Version 1.9.3 of Paid Memberships Pro is out. This is an important security update, and we recommend everyone upgrade as soon as possible.
Security Improvements to Forms
We have improved the sanitization of form inputs in several places, which protects against Cross-site scripting (XSS) attacks. Part of this hardening includes sanitizing some settings like the SSL Seal code, level confirmation text, and non-member/logged-out text shown on restricted posts.

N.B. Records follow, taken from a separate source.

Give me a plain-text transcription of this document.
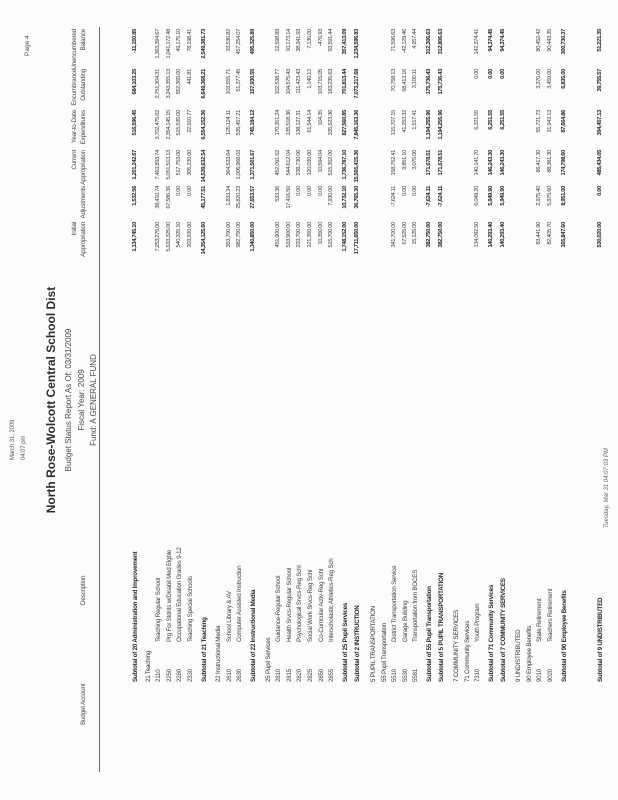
March 31, 2009 04:07 pm
Page 4
North Rose-Wolcott Central School Dist Budget Status Report As Of: 03/31/2009 Fiscal Year: 2009 Fund: A GENERAL FUND
Budget Account
Description
Initial Appropriation
Adjustments
Current Appropriation
Year-to-Date Expenditures
Encumbrance Outstanding
Unencumbered Balance
Subtotal of 20 Administration and Improvement
1,134,745.10
1,532.56
1,201,242.67
516,596.45
684,103.25
-11,150.85
21 Teaching 2110
Teaching Regular School
7,253,275.00
38,410.74
7,463,893.74
3,702,475.62
2,751,304.31
1,363,394.67
2250
Prg For Stdnts w/Disabil Med Elgble
5,633,325.00
67,586.36
5,051,513.13
2,354,145.15
3,243,355.13
1,041,172.48
2280
Occupational Education Grades 9-12
540,325.10
0.00
517,753.00
515,535.00
552,365.00
49,175.10
2330
Teaching Special Schools
203,930.00
0.00
305,230.00
22,910.77
441.81
78,198.41
Subtotal of 21 Teaching
14,354,125.60
45,177.51
14,539,632.54
6,554,152.36
6,649,368.21
2,549,381.73
22 Instructional Media 2610
School Library & AV
353,700.00
1,833.34
364,533.64
125,124.11
103,555.71
33,536.82
2630
Computer Assisted Instruction
982,750.00
25,820.23
1,006,968.03
535,457.21
51,377.45
457,254.07
Subtotal of 22 Instructional Media
1,340,850.00
27,653.57
1,371,501.67
745,184.12
157,930.55
495,325.89
25 Pupil Services 2810
Guidance-Regular School
451,900.00
533.36
452,091.62
170,351.24
102,538.77
12,598.89
2815
Health Srvcs-Regular School
533,900.00
17,416.50
544,612.04
135,518.36
104,575.43
10,173.14
2820
Psychological Srvcs-Reg Schl
233,700.00
0.00
238,730.06
138,127.31
111,423.43
38,341.93
2825
Social Work Srvcs-Reg Schl
121,350.00
0.00
120,030.00
61,544.14
1,140.12
7,136.00
2850
Co-Curricular Activ-Reg Schl
10,350.00
0.00
10,594.04
104.35
103,715.05
-476.93
2855
Interscholastic Athletics-Reg Sch
515,700.00
7,930.00
515,352.00
335,523.36
183,235.63
93,591.44
Subtotal of 25 Pupil Services
1,748,152.00
10,732.10
1,736,787.10
827,560.85
701,813.44
357,413.09
Subtotal of 2 INSTRUCTION
17,711,650.00
36,765.30
15,565,415.36
7,845,163.36
7,073,217.68
1,234,596.83
5 PUPIL TRANSPORTATION 55 Pupil Transportation 5510
District Transportation Service
341,700.00
-7,624.11
158,752.41
115,707.15
70,758.13
71,596.63
5530
Garage Building
67,525.00
0.00
9,851.10
41,253.32
68,413.16
-42,129.46
5581
Transportation from BOCES
15,125.00
0.00
3,075.00
1,517.41
3,100.11
4,957.44
Subtotal of 55 Pupil Transportation
382,750.00
-7,624.11
171,678.51
1,194,255.96
175,736.43
312,306.63
Subtotal of 5 PUPIL TRANSPORTATION
382,750.00
-7,624.11
171,678.51
1,194,255.96
175,736.43
312,806.63
7 COMMUNITY SERVICES 71 Community Services 7310
Youth Program
134,092.50
6,049.20
140,141.70
6,321.55
0.00
142,374.41
Subtotal of 71 Community Services
140,293.40
5,949.90
146,243.30
6,251.55
0.00
94,374.45
Subtotal of 7 COMMUNITY SERVICES
140,293.40
5,949.90
146,243.30
6,251.55
0.00
94,374.45
9 UNDISTRIBUTED 90 Employee Benefits 9010
State Retirement
83,441.90
2,975.40
86,417.30
55,721.73
3,376.00
80,452.42
9020
Teachers Retirement
82,405.70
5,975.60
88,381.30
31,943.13
3,459.00
90,443.35
Subtotal of 90 Employee Benefits
165,847.60
8,951.00
174,798.60
87,664.86
6,835.00
300,730.37
Subtotal of 9 UNDISTRIBUTED
530,020.00
0.00
485,434.05
394,457.13
39,755.57
51,221.35
Tuesday, Mar 31 04:07:03 PM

Some sites may be using JavaScript script tags in these settings or other values that would be stripped out by the sanitization. While it’s possible to use custom code to allow for new tags to be used, this will again open you up to certain XSS attacks. So we suggest that you use a custom plugin to insert JavaScript into your site. Feel free to reach out on our support team for help doing this.
Please update Paid Memberships Pro from the plugins page of your WordPress dashboard. You can also get the latest version of PMPro here or version 1.9.3 specifically here.
The full list of updates is below.
- SECURITY: Fixed sanitization of inputs and added nonces in several places to protect against XSS attacks.
- BUG FIX: Showing correct error message when trying to update a PMPro Plus add on with a Core license installed.
- BUG FIX: Fixed issue where subscription and payment transaction IDs were not being saved correctly when copying an order in the dashboard. (Thanks, Pippin Williamson)
- BUG FIX: Fixed fatal errors that occurred in certain PHP versions.
- BUG FIX: Fixed issue where ProfileStartDate was being calculated incorrectly in the test, check, and Cybersource (deprecated in v2.10+) gateways.(Thanks, David Parker)
- ENHANCEMENT: Added a pmpro_sanitize_with_safelist() function that is used to sanitize inputs that have a limited number of exact options.
- ENHANCEMENT: Updated the pmpro_setOption() and pmpro_getParam() functions to take a new last parameter $sanitize_function, which defaults to ‘sanitize_text_field’.